Sorgfältig ausgewählte und aufbereitete Fallbeispiele sind
demgegenüber sicher ein adäquates Mittel. Allerdings muss bedacht
werden, dass es außerordentlich schwierig ist, ein exemplarisches
Fallbeispiel zu finden, ganz zu schweigen von der Aufbereitung.
[12] Dem stehen die
ausgeprägte funktionale Differenzierung und die Komplexität
des EU-Mehrebenensystems ebenso entgegen wie die ständige
Veränderung des Systems sowie die Tatsache, dass im EU-System
materielle Politik und "Verfassungspolitik" kaum zu trennen sind
[13] (»
Probleme der EU-Vermittlung). |
"Aufgabe des
Politikunterrichts ist es, den Prozess des sich einigenden Europas
auf der Basis des Handelns in und mit Institutionen bewusst zu
machen. So sind für die Schülerinnen und Schüler Erfahrungen mit
dem europäischen Politikzyklus bei gegebenem
Handlungsrahmen möglich und notwendig" (S.
122). |
Der Politikzyklus als
heuristisches Modell stellt zweifellos ein sinnvolles Instrument
für die Vorbereitung wie Durchführung von Unterrichtseinheiten in
der politischen Bildung dar. [14] Allerdings
handelt es sich eben um ein (sehr abstraktes) Modell, so dass
erstens schwer vorstellbar ist, wie die Schülerinnen "Erfahrungen"
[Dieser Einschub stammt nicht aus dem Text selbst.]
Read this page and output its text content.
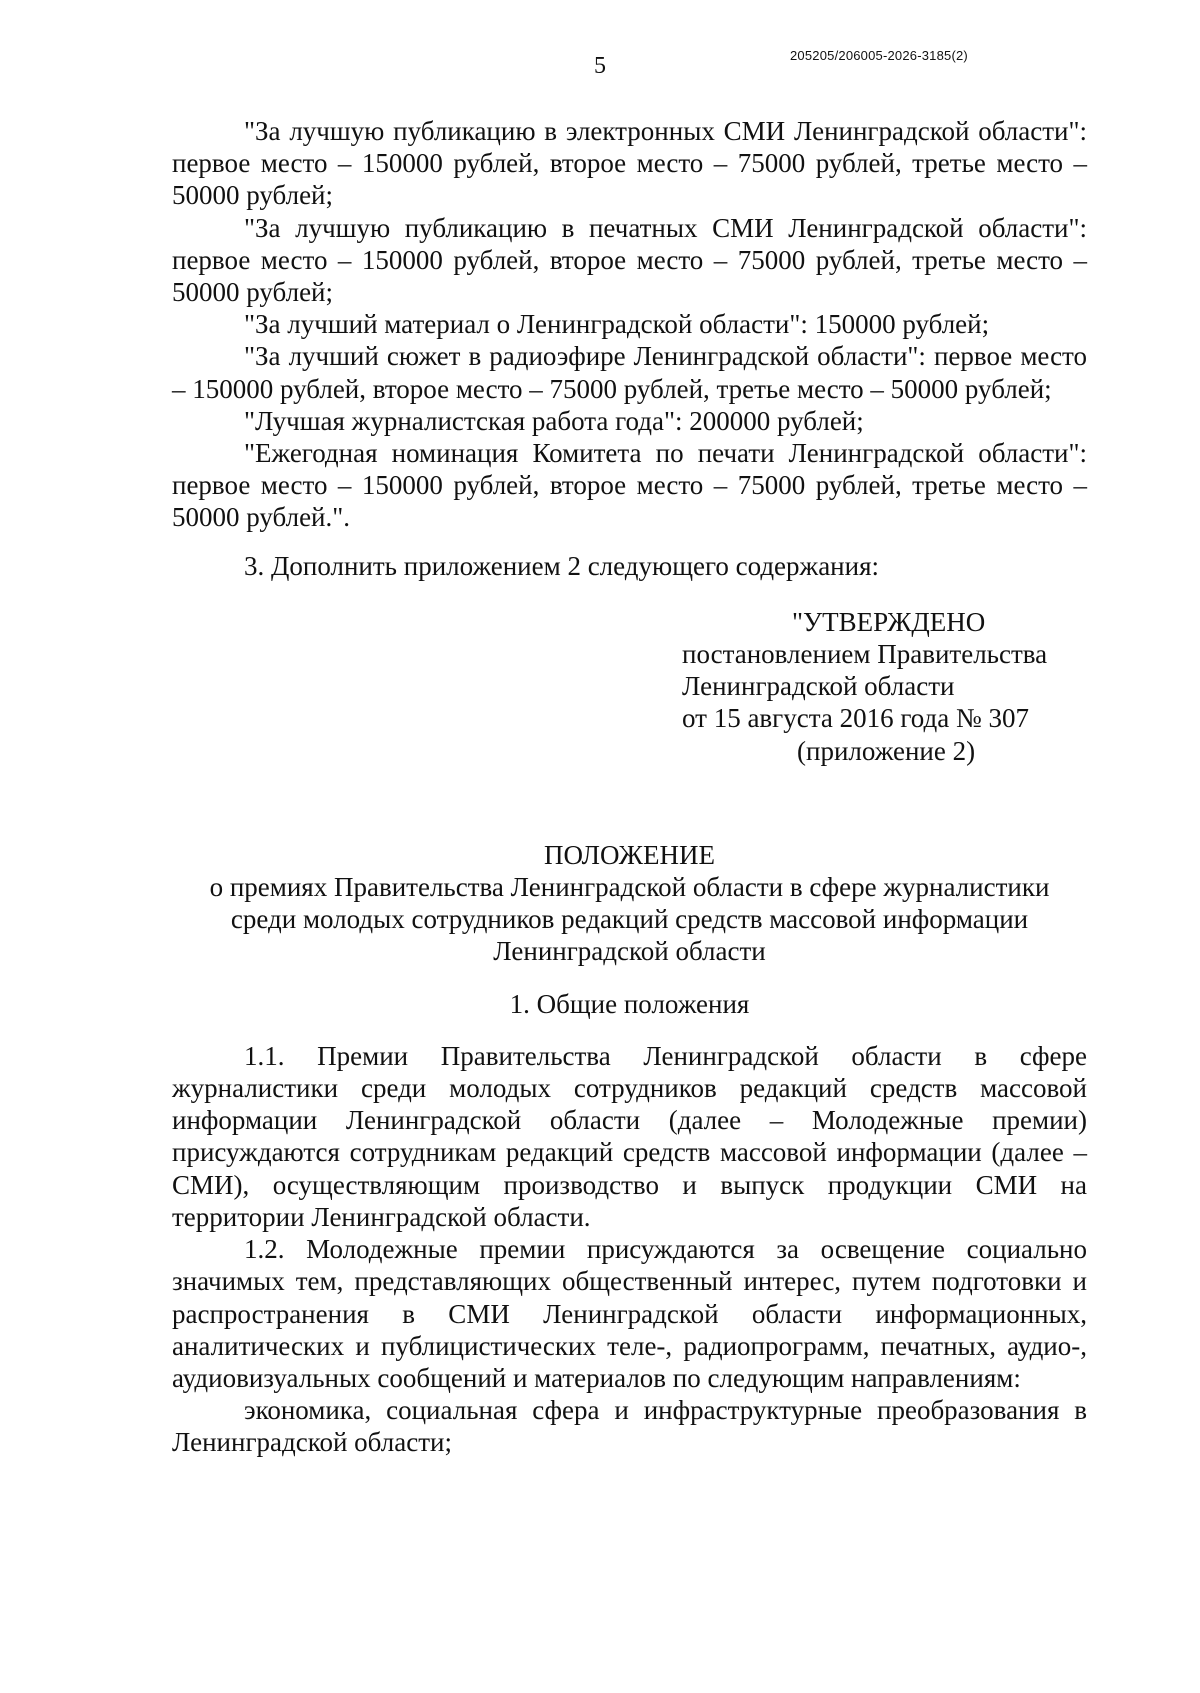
5	205205/206005-2026-3185(2)

"За лучшую публикацию в электронных СМИ Ленинградской области": первое место – 150000 рублей, второе место – 75000 рублей, третье место – 50000 рублей;

"За лучшую публикацию в печатных СМИ Ленинградской области": первое место – 150000 рублей, второе место – 75000 рублей, третье место – 50000 рублей;

"За лучший материал о Ленинградской области": 150000 рублей;

"За лучший сюжет в радиоэфире Ленинградской области": первое место – 150000 рублей, второе место – 75000 рублей, третье место – 50000 рублей;

"Лучшая журналистская работа года": 200000 рублей;

"Ежегодная номинация Комитета по печати Ленинградской области": первое место – 150000 рублей, второе место – 75000 рублей, третье место – 50000 рублей.".

3. Дополнить приложением 2 следующего содержания:

"УТВЕРЖДЕНО
постановлением Правительства
Ленинградской области
от 15 августа 2016 года № 307
(приложение 2)
ПОЛОЖЕНИЕ
о премиях Правительства Ленинградской области в сфере журналистики
среди молодых сотрудников редакций средств массовой информации
Ленинградской области
1. Общие положения

1.1. Премии Правительства Ленинградской области в сфере журналистики среди молодых сотрудников редакций средств массовой информации Ленинградской области (далее – Молодежные премии) присуждаются сотрудникам редакций средств массовой информации (далее – СМИ), осуществляющим производство и выпуск продукции СМИ на территории Ленинградской области.

1.2. Молодежные премии присуждаются за освещение социально значимых тем, представляющих общественный интерес, путем подготовки и распространения в СМИ Ленинградской области информационных, аналитических и публицистических теле-, радиопрограмм, печатных, аудио-, аудиовизуальных сообщений и материалов по следующим направлениям:

экономика, социальная сфера и инфраструктурные преобразования в Ленинградской области;
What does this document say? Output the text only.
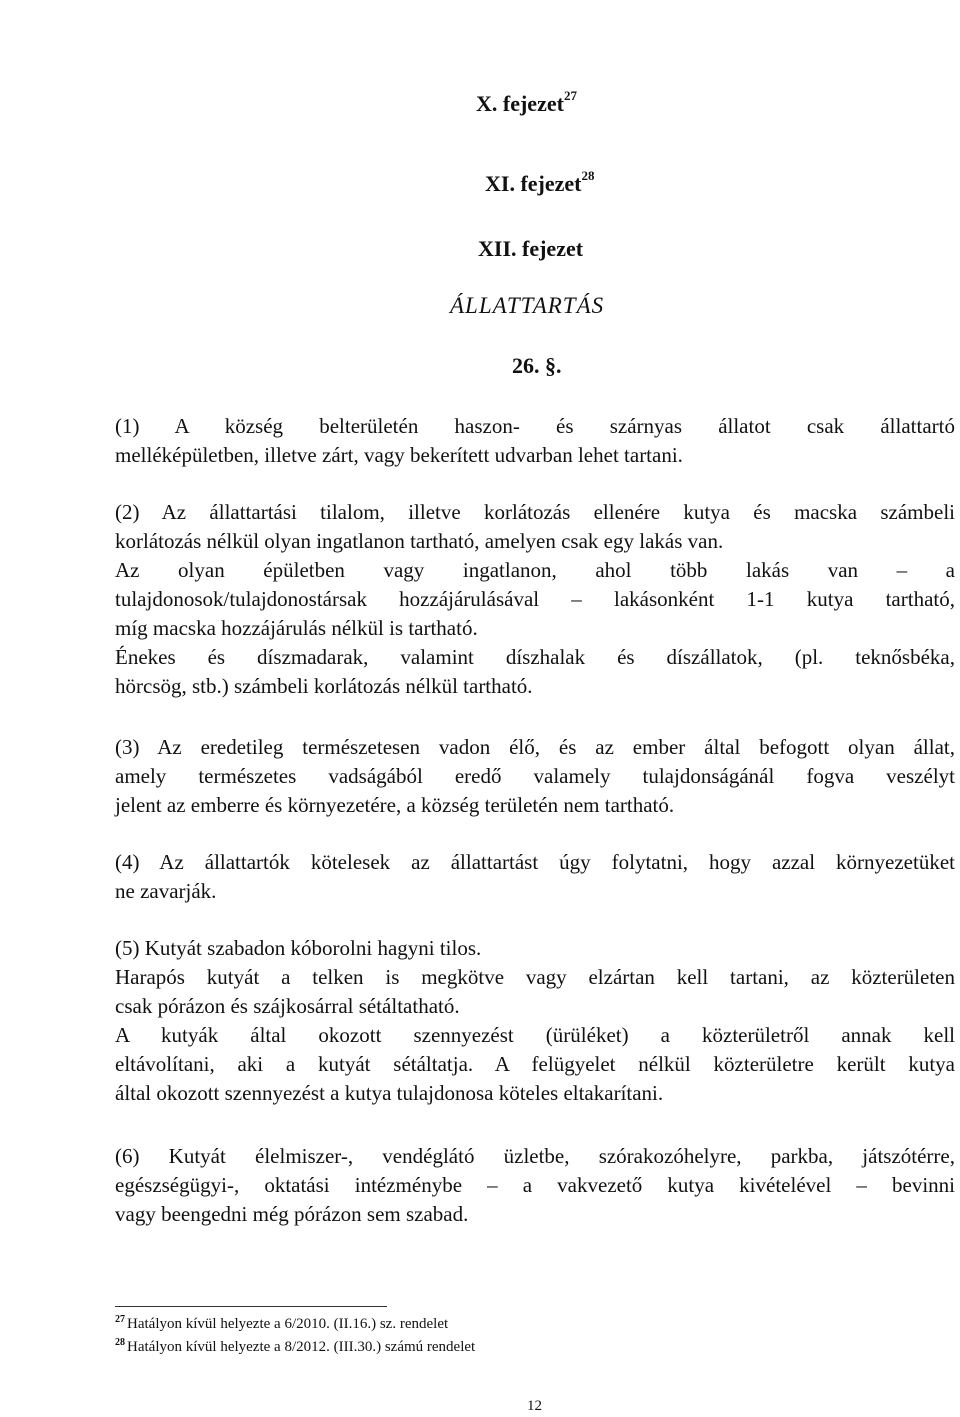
X. fejezet$^{27}$
XI. fejezet$^{28}$
XII. fejezet
ÁLLATTARTÁS
26. §.
(1) A község belterületén haszon- és szárnyas állatot csak állattartó
melléképületben, illetve zárt, vagy bekerített udvarban lehet tartani.
(2) Az állattartási tilalom, illetve korlátozás ellenére kutya és macska számbeli
korlátozás nélkül olyan ingatlanon tartható, amelyen csak egy lakás van.
Az olyan épületben vagy ingatlanon, ahol több lakás van – a
tulajdonosok/tulajdonostársak hozzájárulásával – lakásonként 1-1 kutya tartható,
míg macska hozzájárulás nélkül is tartható.
Énekes és díszmadarak, valamint díszhalak és díszállatok, (pl. teknősbéka,
hörcsög, stb.) számbeli korlátozás nélkül tartható.
(3) Az eredetileg természetesen vadon élő, és az ember által befogott olyan állat,
amely természetes vadságából eredő valamely tulajdonságánál fogva veszélyt
jelent az emberre és környezetére, a község területén nem tartható.
(4) Az állattartók kötelesek az állattartást úgy folytatni, hogy azzal környezetüket
ne zavarják.
(5) Kutyát szabadon kóborolni hagyni tilos.
Harapós kutyát a telken is megkötve vagy elzártan kell tartani, az közterületen
csak pórázon és szájkosárral sétáltatható.
A kutyák által okozott szennyezést (ürüléket) a közterületről annak kell
eltávolítani, aki a kutyát sétáltatja. A felügyelet nélkül közterületre került kutya
által okozott szennyezést a kutya tulajdonosa köteles eltakarítani.
(6) Kutyát élelmiszer-, vendéglátó üzletbe, szórakozóhelyre, parkba, játszótérre,
egészségügyi-, oktatási intézménybe – a vakvezető kutya kivételével – bevinni
vagy beengedni még pórázon sem szabad.
$^{27}$ Hatályon kívül helyezte a 6/2010. (II.16.) sz. rendelet
$^{28}$ Hatályon kívül helyezte a 8/2012. (III.30.) számú rendelet
12
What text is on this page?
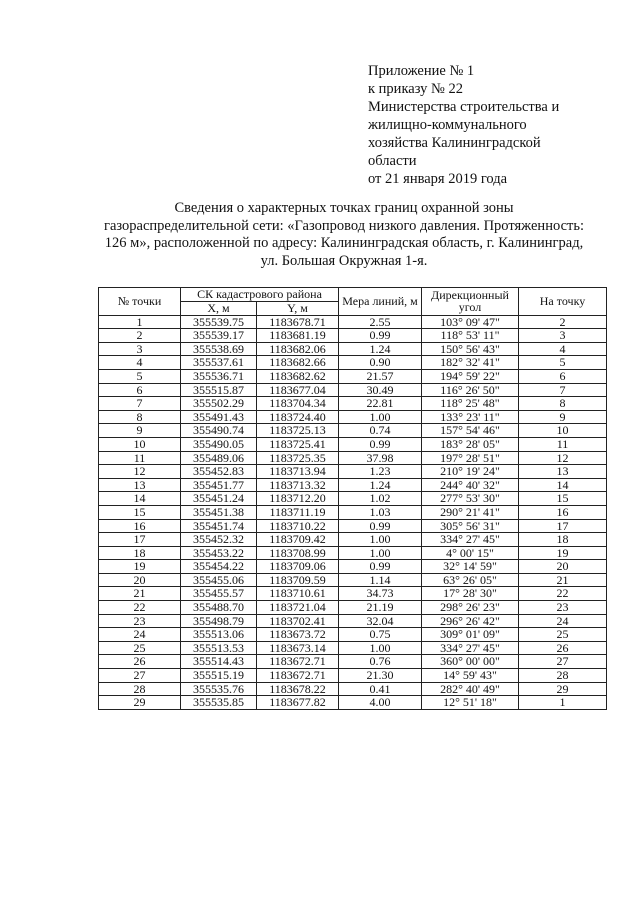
Приложение № 1
к приказу № 22
Министерства строительства и
жилищно-коммунального
хозяйства Калининградской
области
от 21 января 2019 года
Сведения о характерных точках границ охранной зоны
газораспределительной сети: «Газопровод низкого давления. Протяженность:
126 м», расположенной по адресу: Калининградская область, г. Калининград,
ул. Большая Окружная 1-я.
№ точки	СК кадастрового района		Мера линий, м	Дирекционный угол	На точку
	X, м	Y, м			
1	355539.75	1183678.71	2.55	103° 09' 47"	2
2	355539.17	1183681.19	0.99	118° 53' 11"	3
3	355538.69	1183682.06	1.24	150° 56' 43"	4
4	355537.61	1183682.66	0.90	182° 32' 41"	5
5	355536.71	1183682.62	21.57	194° 59' 22"	6
6	355515.87	1183677.04	30.49	116° 26' 50"	7
7	355502.29	1183704.34	22.81	118° 25' 48"	8
8	355491.43	1183724.40	1.00	133° 23' 11"	9
9	355490.74	1183725.13	0.74	157° 54' 46"	10
10	355490.05	1183725.41	0.99	183° 28' 05"	11
11	355489.06	1183725.35	37.98	197° 28' 51"	12
12	355452.83	1183713.94	1.23	210° 19' 24"	13
13	355451.77	1183713.32	1.24	244° 40' 32"	14
14	355451.24	1183712.20	1.02	277° 53' 30"	15
15	355451.38	1183711.19	1.03	290° 21' 41"	16
16	355451.74	1183710.22	0.99	305° 56' 31"	17
17	355452.32	1183709.42	1.00	334° 27' 45"	18
18	355453.22	1183708.99	1.00	4° 00' 15"	19
19	355454.22	1183709.06	0.99	32° 14' 59"	20
20	355455.06	1183709.59	1.14	63° 26' 05"	21
21	355455.57	1183710.61	34.73	17° 28' 30"	22
22	355488.70	1183721.04	21.19	298° 26' 23"	23
23	355498.79	1183702.41	32.04	296° 26' 42"	24
24	355513.06	1183673.72	0.75	309° 01' 09"	25
25	355513.53	1183673.14	1.00	334° 27' 45"	26
26	355514.43	1183672.71	0.76	360° 00' 00"	27
27	355515.19	1183672.71	21.30	14° 59' 43"	28
28	355535.76	1183678.22	0.41	282° 40' 49"	29
29	355535.85	1183677.82	4.00	12° 51' 18"	1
damit machen sollen. Zweitens muss darauf hingewiesen werden, dass
im EU-System im besten Fall mehrere (im schlimmsten Fall
unzählige), völlig unterschiedlich verlaufende Politikzyklen
unterschieden werden müssen. Drittens kommt auch hier die ständige
Veränderung des Systems erschwerend hinzu, so dass man nicht von
einem "gegebenen Handlungsrahmen" ausgehen kann. |
"Eine
europazentrierte Politikdidaktik muss auf die Wechselwirkungen
zwischen beiden Politikfeldern verweisen und deshalb bei jedem
Fall, der bereits von der europäischen Richtlinienkompetenz
tangiert wird, den Blickwinkel erweitern" (S.
123).
"Ein europazentrierter Politikunterricht integriert permanent die
europäischen Diskussionszusammenhänge in die Aufarbeitung
'nationaler' Themen" (S. 124). |
[Anmerkung 1: Mit dem Begriff
"Politikfelder" werden hier nicht Politikbereiche, sondern die
beiden Politikebenen - nationale und "europäische" Ebene -
bezeichnet.]
[Anmerkung 2: Der Begriff "europäische
Richtlinienkompetenz" ist missverständlich. Gemeint ist wohl, dass
es sich um Politikbereiche handelt, in denen sowohl EU als auch
die Mitgliedstaaten Regelungsbefugnisse wahrnehmen.]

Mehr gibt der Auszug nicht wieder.